Optological Laboratory
Research Team
- Dr Andrew J Anderson
- Dr Ruth Hogg
- Ms Deborah Hackett
National & International Collaborators
- Dr Chris A Johnson - Discoveries in Sight, Portland, USA
- Dr RHS Carpenter - The Physiological Laboratory, University of Cambridge, UK
Laboratory Information
Our laboratory primarily uses psychophysical methods to measure how people respond to customised visual targets, presented on a calibrated computer monitor. A number of these customised targets are designed to investigate how the human visual system processes the targets used in clinical tests of vision, such as visual field tests (e.g. Frequency Doubling Technology perimetry), thereby furthering our understanding of how the eye sees as well as allowing more effective clinical tests to be developed.
The laboratory also has collaborative links with the Oculomotor Laboratory, The University of Cambridge, UK, headed by Dr RHS Carpenter. By marrying our computer display equipment with eye-movement tracking apparatus, we can investigate how various aspects of visual targets (e.g. contrast, colour, probability of appearing) influence where we decide to look with our eyes. This information also gives us insight into the more general processes of how the brain makes decisions, based on the evidence presented to it.
Some of our current projects are outlined below:
Mechanisms Underlying Inter-eye Sensitivity Losses in Frequency Doubling Perimetry
The Matrix perimeter is a newly developed clinical test that uses flickering grating targets to measure the integrity of a patient's visual field. Recent work (Anderson AJ et al., 2005. Invest Ophthalmol Vis Sci, 46:1540-1548) has shown that when a patient's second eye is tested, sensitivity to the grating targets is reduced when compared to the first eye, and that this reduction is not uniform across the visual field; it tends to be more marked for the part of the visual field furthest away from the patient's nose!
We are studying, in conjunction with Dr Allision McKendrick, the causes of this sensitivity loss, which is likely due to a difference in light adaptation between the two eyes (Anderson AJ, Johnson CA, 2002. Optom Vis Sci, 79, 88-92).

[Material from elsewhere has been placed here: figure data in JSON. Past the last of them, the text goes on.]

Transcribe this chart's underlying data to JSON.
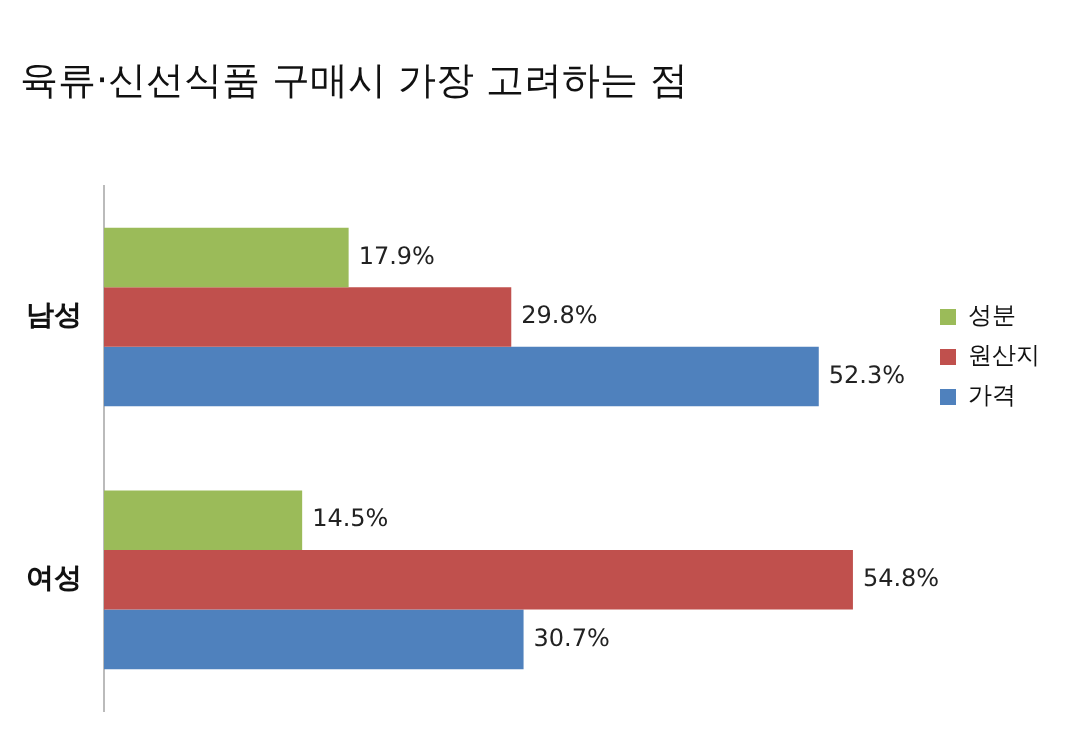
{
  "chart_data": {
    "type": "bar",
    "orientation": "horizontal",
    "title": "육류·신선식품 구매시 가장 고려하는 점",
    "relative": false,
    "categories": [
      "남성",
      "여성"
    ],
    "series": [
      {
        "name": "성분",
        "color": "#9bbb59",
        "values": [
          17.9,
          14.5
        ],
        "value_labels": [
          "17.9%",
          "14.5%"
        ]
      },
      {
        "name": "원산지",
        "color": "#c0504d",
        "values": [
          29.8,
          54.8
        ],
        "value_labels": [
          "29.8%",
          "54.8%"
        ]
      },
      {
        "name": "가격",
        "color": "#4f81bd",
        "values": [
          52.3,
          30.7
        ],
        "value_labels": [
          "52.3%",
          "30.7%"
        ]
      }
    ],
    "legend": "right",
    "grid": false,
    "tick_labels": "y"
  }
}
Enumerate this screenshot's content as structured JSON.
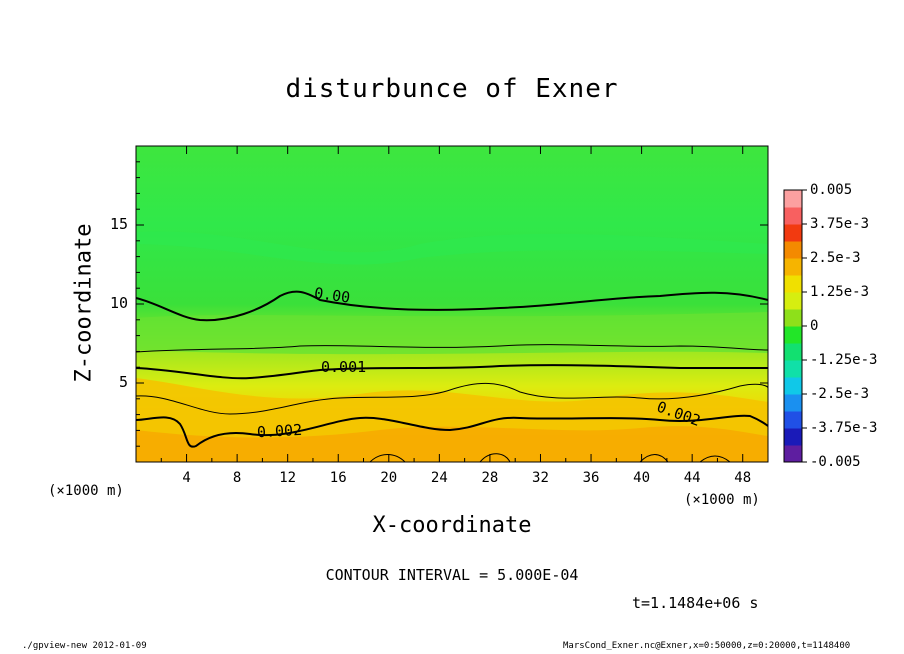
{
  "chart_data": {
    "type": "heatmap",
    "title": "disturbunce of Exner",
    "xlabel": "X-coordinate",
    "ylabel": "Z-coordinate",
    "x_unit": "(×1000 m)",
    "x_ticks": [
      4,
      8,
      12,
      16,
      20,
      24,
      28,
      32,
      36,
      40,
      44,
      48
    ],
    "y_ticks": [
      5,
      10,
      15
    ],
    "xlim": [
      0,
      50
    ],
    "ylim": [
      0,
      20
    ],
    "colorbar": {
      "ticks": [
        "0.005",
        "3.75e-3",
        "2.5e-3",
        "1.25e-3",
        "0",
        "-1.25e-3",
        "-2.5e-3",
        "-3.75e-3",
        "-0.005"
      ],
      "min": -0.005,
      "max": 0.005
    },
    "contour_labels": [
      "0.00",
      "0.001",
      "0.002",
      "0.002"
    ],
    "contour_interval_text": "CONTOUR INTERVAL = 5.000E-04",
    "time_text": "t=1.1484e+06 s",
    "footer_left": "./gpview-new  2012-01-09",
    "footer_right": "MarsCond_Exner.nc@Exner,x=0:50000,z=0:20000,t=1148400"
  }
}
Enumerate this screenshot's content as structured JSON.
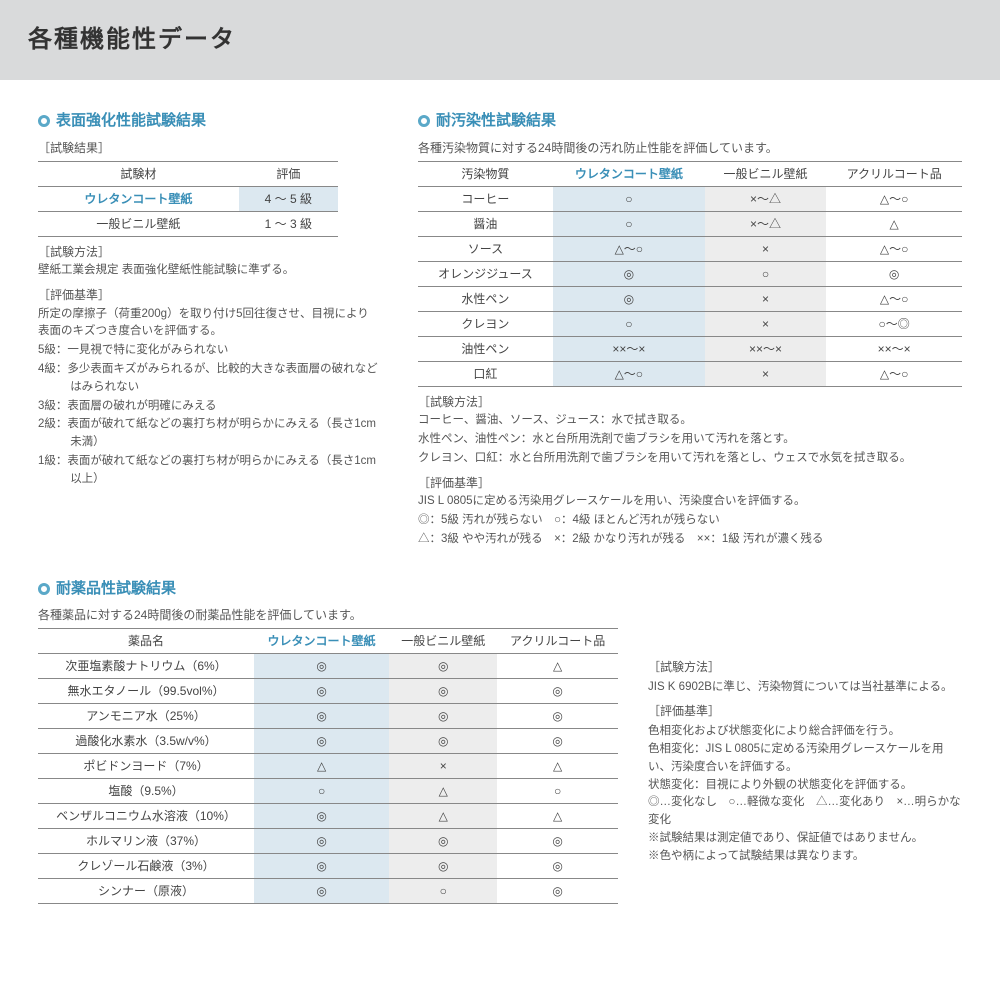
{
  "header": {
    "title": "各種機能性データ"
  },
  "colors": {
    "accent": "#3a8fb7",
    "hl_blue": "#dce8f0",
    "hl_grey": "#ededed",
    "border": "#888"
  },
  "sec1": {
    "title": "表面強化性能試験結果",
    "sub": "［試験結果］",
    "cols": [
      "試験材",
      "評価"
    ],
    "rows": [
      {
        "a": "ウレタンコート壁紙",
        "b": "4 ～ 5 級",
        "hl": true
      },
      {
        "a": "一般ビニル壁紙",
        "b": "1 ～ 3 級",
        "hl": false
      }
    ],
    "method_h": "［試験方法］",
    "method": "壁紙工業会規定 表面強化壁紙性能試験に準ずる。",
    "crit_h": "［評価基準］",
    "crit1": "所定の摩擦子（荷重200g）を取り付け5回往復させ、目視により表面のキズつき度合いを評価する。",
    "g5": "5級：一見視で特に変化がみられない",
    "g4": "4級：多少表面キズがみられるが、比較的大きな表面層の破れなどはみられない",
    "g3": "3級：表面層の破れが明確にみえる",
    "g2": "2級：表面が破れて紙などの裏打ち材が明らかにみえる（長さ1cm未満）",
    "g1": "1級：表面が破れて紙などの裏打ち材が明らかにみえる（長さ1cm以上）"
  },
  "sec2": {
    "title": "耐汚染性試験結果",
    "sub": "各種汚染物質に対する24時間後の汚れ防止性能を評価しています。",
    "cols": [
      "汚染物質",
      "ウレタンコート壁紙",
      "一般ビニル壁紙",
      "アクリルコート品"
    ],
    "rows": [
      {
        "a": "コーヒー",
        "b": "○",
        "c": "×～△",
        "d": "△～○"
      },
      {
        "a": "醤油",
        "b": "○",
        "c": "×～△",
        "d": "△"
      },
      {
        "a": "ソース",
        "b": "△～○",
        "c": "×",
        "d": "△～○"
      },
      {
        "a": "オレンジジュース",
        "b": "◎",
        "c": "○",
        "d": "◎"
      },
      {
        "a": "水性ペン",
        "b": "◎",
        "c": "×",
        "d": "△～○"
      },
      {
        "a": "クレヨン",
        "b": "○",
        "c": "×",
        "d": "○～◎"
      },
      {
        "a": "油性ペン",
        "b": "××～×",
        "c": "××～×",
        "d": "××～×"
      },
      {
        "a": "口紅",
        "b": "△～○",
        "c": "×",
        "d": "△～○"
      }
    ],
    "method_h": "［試験方法］",
    "m1": "コーヒー、醤油、ソース、ジュース：水で拭き取る。",
    "m2": "水性ペン、油性ペン：水と台所用洗剤で歯ブラシを用いて汚れを落とす。",
    "m3": "クレヨン、口紅：水と台所用洗剤で歯ブラシを用いて汚れを落とし、ウェスで水気を拭き取る。",
    "crit_h": "［評価基準］",
    "c1": "JIS L 0805に定める汚染用グレースケールを用い、汚染度合いを評価する。",
    "c2": "◎：5級 汚れが残らない　○：4級 ほとんど汚れが残らない",
    "c3": "△：3級 やや汚れが残る　×：2級 かなり汚れが残る　××：1級 汚れが濃く残る"
  },
  "sec3": {
    "title": "耐薬品性試験結果",
    "sub": "各種薬品に対する24時間後の耐薬品性能を評価しています。",
    "cols": [
      "薬品名",
      "ウレタンコート壁紙",
      "一般ビニル壁紙",
      "アクリルコート品"
    ],
    "rows": [
      {
        "a": "次亜塩素酸ナトリウム（6%）",
        "b": "◎",
        "c": "◎",
        "d": "△"
      },
      {
        "a": "無水エタノール（99.5vol%）",
        "b": "◎",
        "c": "◎",
        "d": "◎"
      },
      {
        "a": "アンモニア水（25%）",
        "b": "◎",
        "c": "◎",
        "d": "◎"
      },
      {
        "a": "過酸化水素水（3.5w/v%）",
        "b": "◎",
        "c": "◎",
        "d": "◎"
      },
      {
        "a": "ポビドンヨード（7%）",
        "b": "△",
        "c": "×",
        "d": "△"
      },
      {
        "a": "塩酸（9.5%）",
        "b": "○",
        "c": "△",
        "d": "○"
      },
      {
        "a": "ベンザルコニウム水溶液（10%）",
        "b": "◎",
        "c": "△",
        "d": "△"
      },
      {
        "a": "ホルマリン液（37%）",
        "b": "◎",
        "c": "◎",
        "d": "◎"
      },
      {
        "a": "クレゾール石鹸液（3%）",
        "b": "◎",
        "c": "◎",
        "d": "◎"
      },
      {
        "a": "シンナー（原液）",
        "b": "◎",
        "c": "○",
        "d": "◎"
      }
    ],
    "method_h": "［試験方法］",
    "m1": "JIS K 6902Bに準じ、汚染物質については当社基準による。",
    "crit_h": "［評価基準］",
    "c1": "色相変化および状態変化により総合評価を行う。",
    "c2": "色相変化：JIS L 0805に定める汚染用グレースケールを用い、汚染度合いを評価する。",
    "c3": "状態変化：目視により外観の状態変化を評価する。",
    "c4": "◎…変化なし　○…軽微な変化　△…変化あり　×…明らかな変化",
    "n1": "※試験結果は測定値であり、保証値ではありません。",
    "n2": "※色や柄によって試験結果は異なります。"
  }
}
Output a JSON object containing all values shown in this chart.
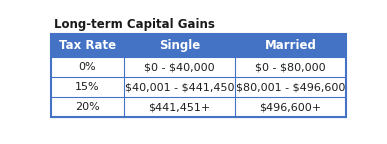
{
  "title": "Long-term Capital Gains",
  "header": [
    "Tax Rate",
    "Single",
    "Married"
  ],
  "rows": [
    [
      "0%",
      "$0 - $40,000",
      "$0 - $80,000"
    ],
    [
      "15%",
      "$40,001 - $441,450",
      "$80,001 - $496,600"
    ],
    [
      "20%",
      "$441,451+",
      "$496,600+"
    ]
  ],
  "header_bg": "#4472C4",
  "header_text": "#FFFFFF",
  "row_bg": "#FFFFFF",
  "row_text": "#1F1F1F",
  "border_color": "#4472C4",
  "title_color": "#1a1a1a",
  "outer_bg": "#FFFFFF",
  "title_fontsize": 8.5,
  "header_fontsize": 8.5,
  "cell_fontsize": 8.0
}
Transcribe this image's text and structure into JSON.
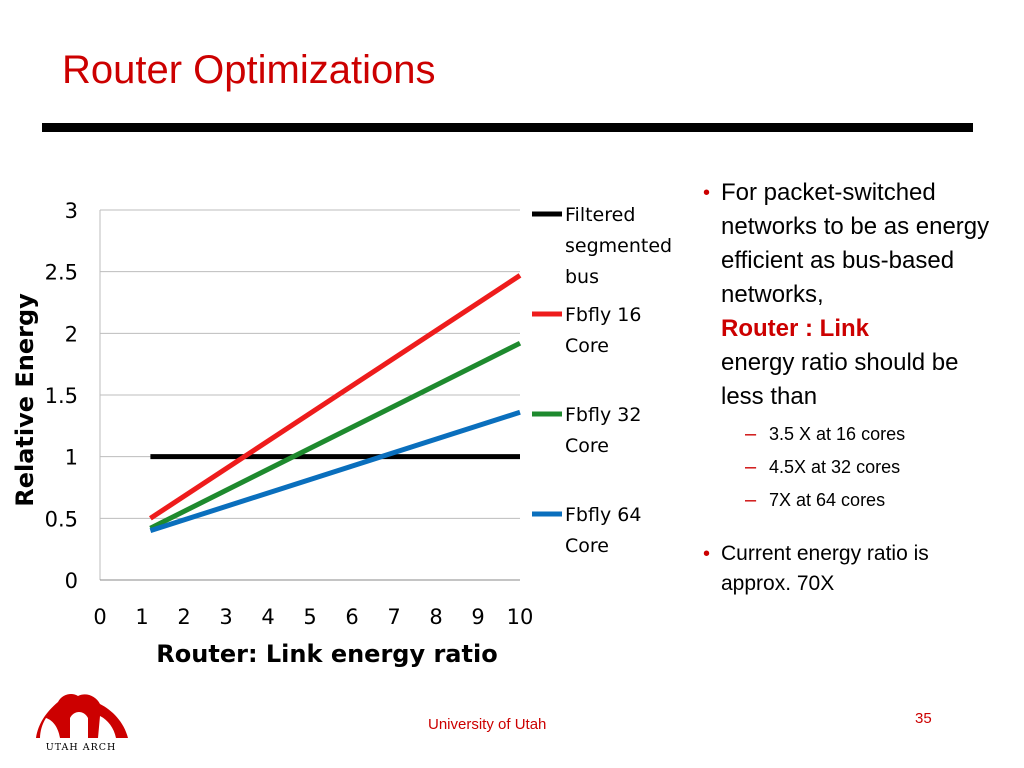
{
  "slide": {
    "title": "Router Optimizations",
    "footer": "University of Utah",
    "page_number": "35",
    "logo_text": "UTAH ARCH"
  },
  "colors": {
    "title": "#cc0000",
    "accent": "#cc0000",
    "series": [
      "#000000",
      "#ee1c1c",
      "#1e8a2e",
      "#0a6fbd"
    ]
  },
  "bullets": [
    {
      "text_before": "For packet-switched networks to be as energy efficient as bus-based networks,",
      "emphasis": "Router : Link",
      "text_after": "energy ratio should be less than",
      "subitems": [
        "3.5 X at 16 cores",
        "4.5X at 32 cores",
        "7X at 64 cores"
      ]
    },
    {
      "text": "Current energy ratio is approx. 70X"
    }
  ],
  "chart_data": {
    "type": "line",
    "title": "",
    "xlabel": "Router: Link energy ratio",
    "ylabel": "Relative Energy",
    "xlim": [
      0,
      10
    ],
    "ylim": [
      0,
      3
    ],
    "xticks": [
      "0",
      "1",
      "2",
      "3",
      "4",
      "5",
      "6",
      "7",
      "8",
      "9",
      "10"
    ],
    "yticks": [
      "0",
      "0.5",
      "1",
      "1.5",
      "2",
      "2.5",
      "3"
    ],
    "grid": true,
    "legend_position": "right",
    "series": [
      {
        "name": "Filtered segmented bus",
        "x": [
          1.2,
          10
        ],
        "y": [
          1.0,
          1.0
        ]
      },
      {
        "name": "Fbfly 16 Core",
        "x": [
          1.2,
          10
        ],
        "y": [
          0.5,
          2.47
        ]
      },
      {
        "name": "Fbfly 32 Core",
        "x": [
          1.2,
          10
        ],
        "y": [
          0.42,
          1.92
        ]
      },
      {
        "name": "Fbfly 64 Core",
        "x": [
          1.2,
          10
        ],
        "y": [
          0.4,
          1.36
        ]
      }
    ]
  }
}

By understanding how such sensitivity losses arise, we can establish whether they significantly affect visual field tests and, if so, what strategies might be employed to minimise these effects.
Using Eye Movements to Study how Past Experiences Shape Expectations
It is well established that when we expect a visual target to appear in a certain location, it takes a reduced time to make an eye movement to the target when it finally does appear. What is not clear is how the brain uses the pattern of where the target has previously appeared to determine an expectation for where it will appear in the future.
In collaboration with Dr RHS Carpenter, we are investigating how long it takes the brain's "expectation" signal to change when we abruptly alter the probability that a target will appear at a particular location. By understanding how expectation influences comparatively simple and common decisions, such as deciding where to look next with our eyes, we also hope to learn something about the more general process of how the brain uses experiences to shape an expectation of what will happen in the future.
Selected Recent Publications
- Anderson AJ, Johnson CA, Fingeret M, Keltner JL, Spry PG, Wall M, Werner JS (2005). Characteristics of the normative database for the Humphrey matrix perimeter. Invest Ophthalmol Vis Sci; 46(4): 1540-1548.
- Anderson AJ (2004). Eye movements: viewing the window of opportunity. Curr Biol; 14(22): R951-R952.
- McKendrick, A.M., Anderson, A. J., Johnson, C. A. & Fortune, B. (2003). Appearance of the frequency doubling stimulus at threshold, in normals and glaucoma patients. Investigative Ophthalmology and Visual Science, 44, 1111-1116.
- Anderson, A. J. & Johnson, C. A. (2003). Anatomy of a super-group: does a criterion of normal perimetric performance generate a super-normal population? Investigative Ophthalmology and Visual Science, 44, 5043-5048.